La concertation entre partenaires sociaux et éducatifs non plus n'est pas aisée. Même quand elle est organisée sur le plan institutionnel (contrat éducatif local, comité local de sécurité et de prévention de la délinquance), elle reste souvent tributaire d'une réelle adhésion des acteurs et de pratiques qui ont besoin d'être ancrées.
Pour autant, on peut largement douter que le maire pourrait constituer ce chaînon manquant, ce tisseur de liens, ce trait d'union qui serait si utile pour les enfants, les jeunes et les familles.
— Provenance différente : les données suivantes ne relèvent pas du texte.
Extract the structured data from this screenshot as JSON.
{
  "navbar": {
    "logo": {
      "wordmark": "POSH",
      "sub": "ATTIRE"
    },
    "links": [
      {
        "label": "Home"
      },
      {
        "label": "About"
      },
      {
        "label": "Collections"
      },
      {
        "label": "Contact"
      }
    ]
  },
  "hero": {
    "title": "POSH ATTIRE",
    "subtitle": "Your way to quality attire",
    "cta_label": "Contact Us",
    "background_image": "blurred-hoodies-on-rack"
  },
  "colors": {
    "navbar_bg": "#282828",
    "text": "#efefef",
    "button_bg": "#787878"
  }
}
Pour qui est au fait de la réalité institutionnelle et sociale dans de nombreux quartiers, l'échelon municipal n'est vraiment pas le plus stable ;dans de nombreuses villes, on connaît la valse des animateurs municipaux, souvent peu valorisés, mal reconnus, sous-payés, avec peu de perspective de promotion personnelle et professionnelle. Les cadres eux-mêmes sont souvent instables, remplacés au gré des élus, congédiés du jour au lendemain.
Le maire pourrait-il alors à défaut constituer le chef d'orchestre des acteurs de différentes institutions au niveau de son territoire ? Il faudrait pour réussir cette mission une grande distance et une grande neutralité, une capacité à miser sur des actions à très long terme, bref, une ligne de conduite, une tranquillité et une stabilité qui sont des alliés souvent hors de portée des élus locaux, soumis aux pressions constantes et rapprochées de groupes divers. De fait, malheureusement, la motivation immédiate des municipalités en matière d'action sociale et éducative tend à n'être plus qu'utilitaire : plutôt que de penser prévention, on cherche des solutions immédiates, visibles ;plutôt que de penser politique éducative, on tend à identifier des familles, des groupes, des individus dans le but de "rationaliser" l'action sociale et éducative à leur endroit. Dans cette personnalisation des problèmes sociaux, on ne sait plus très bien ce que l'on cherche en termes de méthodes et d'actions : quand on tend vers l'immédiateté de la perception et du traitement des problèmes sociaux, on risque toujours de tomber ou bien dans la charité publique ou bien dans la stigmatisation de minorités chargées de tous les maux.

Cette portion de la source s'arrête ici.